학술논문

Adaptive Formation Motion Planning and Control of Autonomous Underwater Vehicles Using Deep Reinforcement Learning
Document Type
Periodical
Source
IEEE Journal of Oceanic Engineering IEEE J. Oceanic Eng. Oceanic Engineering, IEEE Journal of. 49(1):311-328 Jan, 2024
Subject
Geoscience
Power, Energy and Industry Applications
Formation control
Collision avoidance
Planning
Behavioral sciences
Autonomous underwater vehicles
Vehicle dynamics
Task analysis
Actor-critic network
adaptive formation control
deep reinforcement learning (DRL)
multiple autonomous underwater vehicles (AUVs)
motion planning
obstacle avoidance
Language
ISSN
0364-9059
1558-1691
2373-7786
Abstract
Creating safe paths in unknown and uncertain environments is a challenging aspect of leader–follower formation control. In this architecture, the leader moves toward the target by taking optimal actions, and followers should also avoid obstacles while maintaining their desired formation shape.
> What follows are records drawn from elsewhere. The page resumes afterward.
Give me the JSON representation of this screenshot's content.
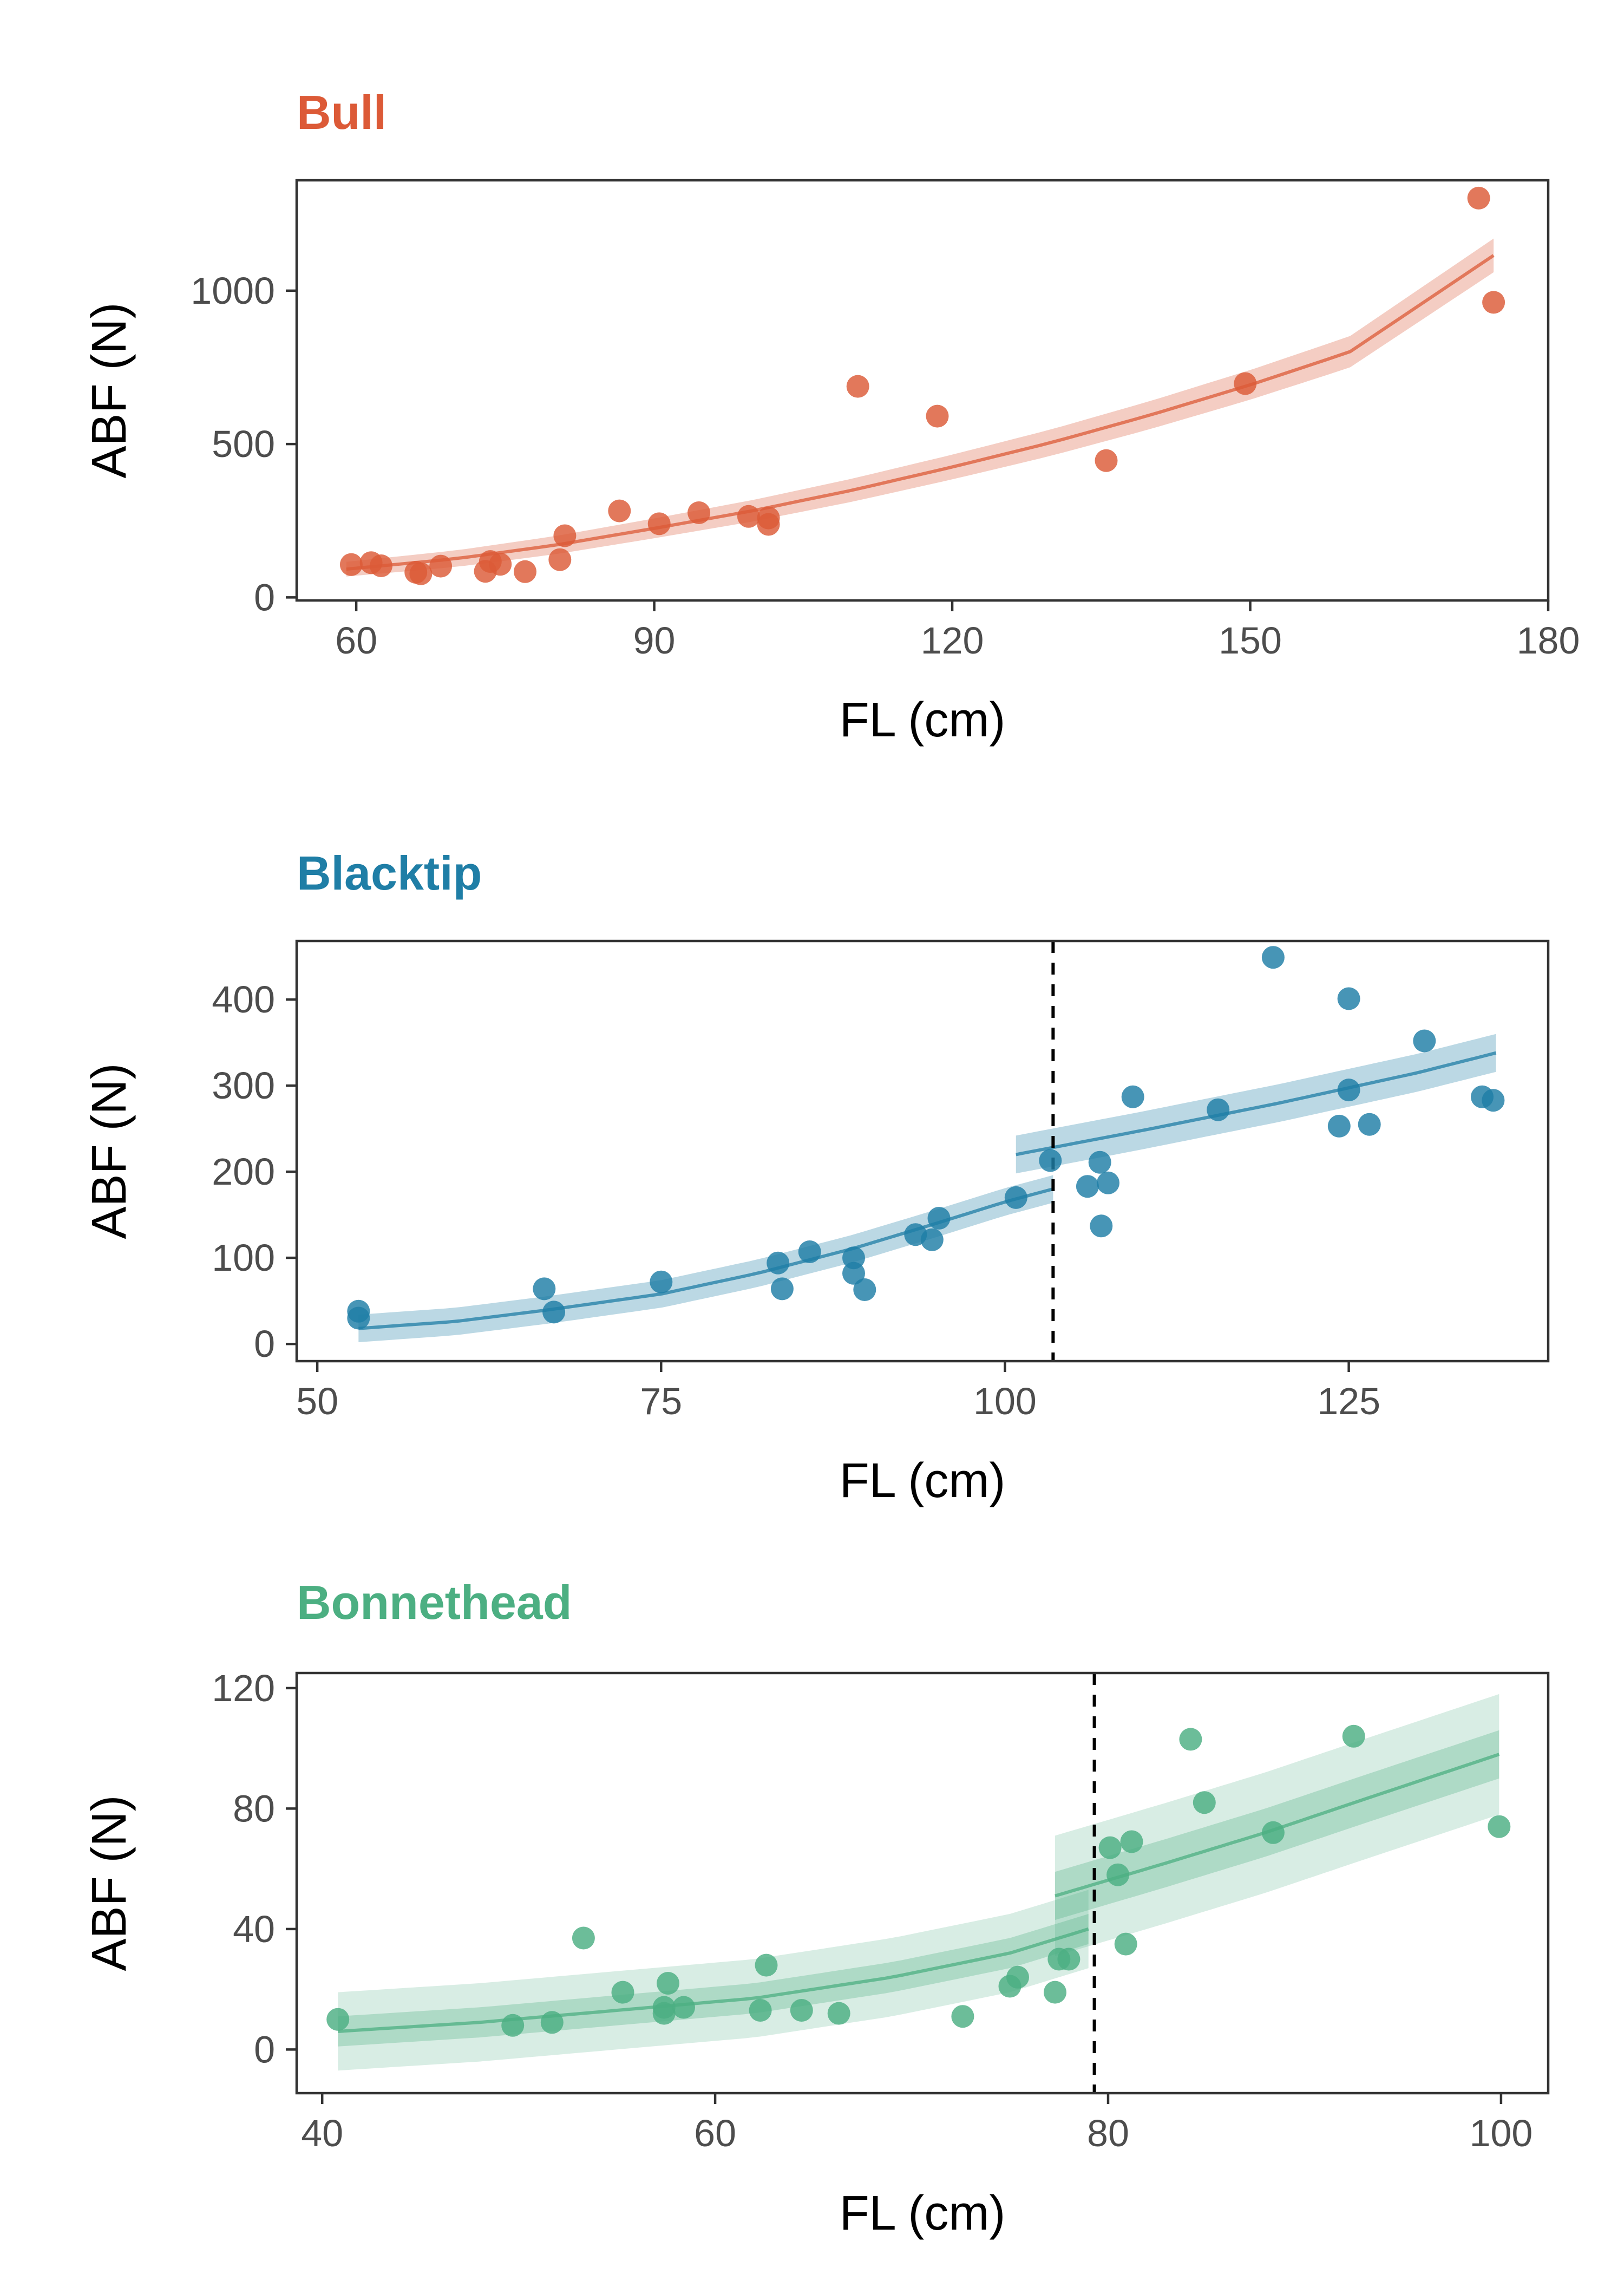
{
  "chart_data": [
    {
      "type": "scatter",
      "title": "Bull",
      "color": "#dc5a37",
      "xlabel": "FL (cm)",
      "ylabel": "ABF (N)",
      "xlim": [
        54,
        180
      ],
      "ylim": [
        -10,
        1360
      ],
      "xticks": [
        60,
        90,
        120,
        150,
        180
      ],
      "yticks": [
        0,
        500,
        1000
      ],
      "points": [
        [
          59.5,
          107
        ],
        [
          61.5,
          113
        ],
        [
          62.5,
          103
        ],
        [
          66.0,
          82
        ],
        [
          66.5,
          77
        ],
        [
          68.5,
          102
        ],
        [
          73.0,
          85
        ],
        [
          73.5,
          117
        ],
        [
          74.5,
          108
        ],
        [
          77.0,
          84
        ],
        [
          80.5,
          123
        ],
        [
          81.0,
          201
        ],
        [
          86.5,
          282
        ],
        [
          90.5,
          240
        ],
        [
          94.5,
          276
        ],
        [
          99.5,
          264
        ],
        [
          101.5,
          238
        ],
        [
          101.5,
          259
        ],
        [
          110.5,
          688
        ],
        [
          118.5,
          591
        ],
        [
          135.5,
          446
        ],
        [
          149.5,
          697
        ],
        [
          173.0,
          1302
        ],
        [
          174.5,
          962
        ]
      ],
      "fit": {
        "x": [
          59,
          70,
          80,
          90,
          100,
          110,
          120,
          130,
          140,
          150,
          160,
          174.5
        ],
        "y": [
          92,
          126,
          170,
          225,
          283,
          350,
          425,
          505,
          595,
          693,
          800,
          1115
        ],
        "ci_half_width_low": 24,
        "ci_half_width_high": 55
      },
      "threshold_x": null
    },
    {
      "type": "scatter",
      "title": "Blacktip",
      "color": "#1f7ea6",
      "xlabel": "FL (cm)",
      "ylabel": "ABF (N)",
      "xlim": [
        48.5,
        139.5
      ],
      "ylim": [
        -20,
        468
      ],
      "xticks": [
        50,
        75,
        100,
        125
      ],
      "yticks": [
        0,
        100,
        200,
        300,
        400
      ],
      "points": [
        [
          53.0,
          38
        ],
        [
          53.0,
          30
        ],
        [
          66.5,
          64
        ],
        [
          67.2,
          37
        ],
        [
          75.0,
          72
        ],
        [
          83.5,
          94
        ],
        [
          83.8,
          64
        ],
        [
          85.8,
          107
        ],
        [
          89.0,
          100
        ],
        [
          89.0,
          82
        ],
        [
          89.8,
          63
        ],
        [
          93.5,
          127
        ],
        [
          94.7,
          121
        ],
        [
          95.2,
          146
        ],
        [
          100.8,
          170
        ],
        [
          103.3,
          213
        ],
        [
          106.0,
          183
        ],
        [
          106.9,
          211
        ],
        [
          107.0,
          137
        ],
        [
          107.5,
          187
        ],
        [
          109.3,
          287
        ],
        [
          115.5,
          272
        ],
        [
          119.5,
          449
        ],
        [
          124.3,
          253
        ],
        [
          125.0,
          401
        ],
        [
          125.0,
          295
        ],
        [
          126.5,
          255
        ],
        [
          130.5,
          352
        ],
        [
          134.7,
          287
        ],
        [
          135.5,
          283
        ]
      ],
      "fit_segments": [
        {
          "x": [
            53,
            60,
            67,
            75,
            82,
            89,
            95,
            100,
            103.5
          ],
          "y": [
            18,
            26,
            40,
            58,
            82,
            111,
            140,
            165,
            180
          ],
          "ci_half_width": 16
        },
        {
          "x": [
            100.8,
            110,
            120,
            130,
            135.7
          ],
          "y": [
            220,
            248,
            280,
            315,
            338
          ],
          "ci_half_width": 22
        }
      ],
      "threshold_x": 103.5
    },
    {
      "type": "scatter",
      "title": "Bonnethead",
      "color": "#4caf82",
      "xlabel": "FL (cm)",
      "ylabel": "ABF (N)",
      "xlim": [
        38.7,
        102.4
      ],
      "ylim": [
        -14.5,
        125
      ],
      "xticks": [
        40,
        60,
        80,
        100
      ],
      "yticks": [
        0,
        40,
        80,
        120
      ],
      "points": [
        [
          40.8,
          10
        ],
        [
          49.7,
          8
        ],
        [
          51.7,
          9
        ],
        [
          53.3,
          37
        ],
        [
          55.3,
          19
        ],
        [
          57.4,
          14
        ],
        [
          57.4,
          12
        ],
        [
          57.6,
          22
        ],
        [
          58.4,
          14
        ],
        [
          62.3,
          13
        ],
        [
          62.6,
          28
        ],
        [
          64.4,
          13
        ],
        [
          66.3,
          12
        ],
        [
          72.6,
          11
        ],
        [
          75.0,
          21
        ],
        [
          75.4,
          24
        ],
        [
          77.3,
          19
        ],
        [
          77.5,
          30
        ],
        [
          78.0,
          30
        ],
        [
          80.1,
          67
        ],
        [
          80.5,
          58
        ],
        [
          80.9,
          35
        ],
        [
          81.2,
          69
        ],
        [
          84.2,
          103
        ],
        [
          84.9,
          82
        ],
        [
          88.4,
          72
        ],
        [
          92.5,
          104
        ],
        [
          99.9,
          74
        ]
      ],
      "fit_segments": [
        {
          "x": [
            40.8,
            48,
            55,
            62,
            69,
            75,
            79
          ],
          "y": [
            6,
            9,
            13,
            17,
            24,
            32,
            40
          ],
          "inner_half_width": 5,
          "outer_half_width": 13
        },
        {
          "x": [
            77.3,
            83,
            88,
            93,
            99.9
          ],
          "y": [
            51,
            62,
            72,
            83,
            98
          ],
          "inner_half_width": 8,
          "outer_half_width": 20
        }
      ],
      "threshold_x": 79.3
    }
  ]
}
Most of the studies in this field have inspected formation control and obstacle avoidance separately. This article proposes a new approach based on deep reinforcement learning for end-to-end motion planning and control of underactuated autonomous underwater vehicles (AUVs). The aim is to design optimal adaptive distributed controllers based on actor-critic structure for AUVs formation motion planning. This is accomplished by controlling the speed and heading of AUVs. In obstacle avoidance, two approaches are developed. In the first approach, the goal is to design control policies for the leader and followers such that each learns its own collision-free path. Moreover, the followers adhere to an overall formation maintenance policy. In the second approach, the leader solely learns the control policy and safely leads the whole group toward the target. Here, the control policy of the followers is to maintain the predetermined distance and angle. In the presence of ocean currents, communication delays, and sensing errors, the robustness of the proposed method under realistically perturbed circumstances is shown. The efficiency of the algorithms has been evaluated and approved using a number of computer-based simulations.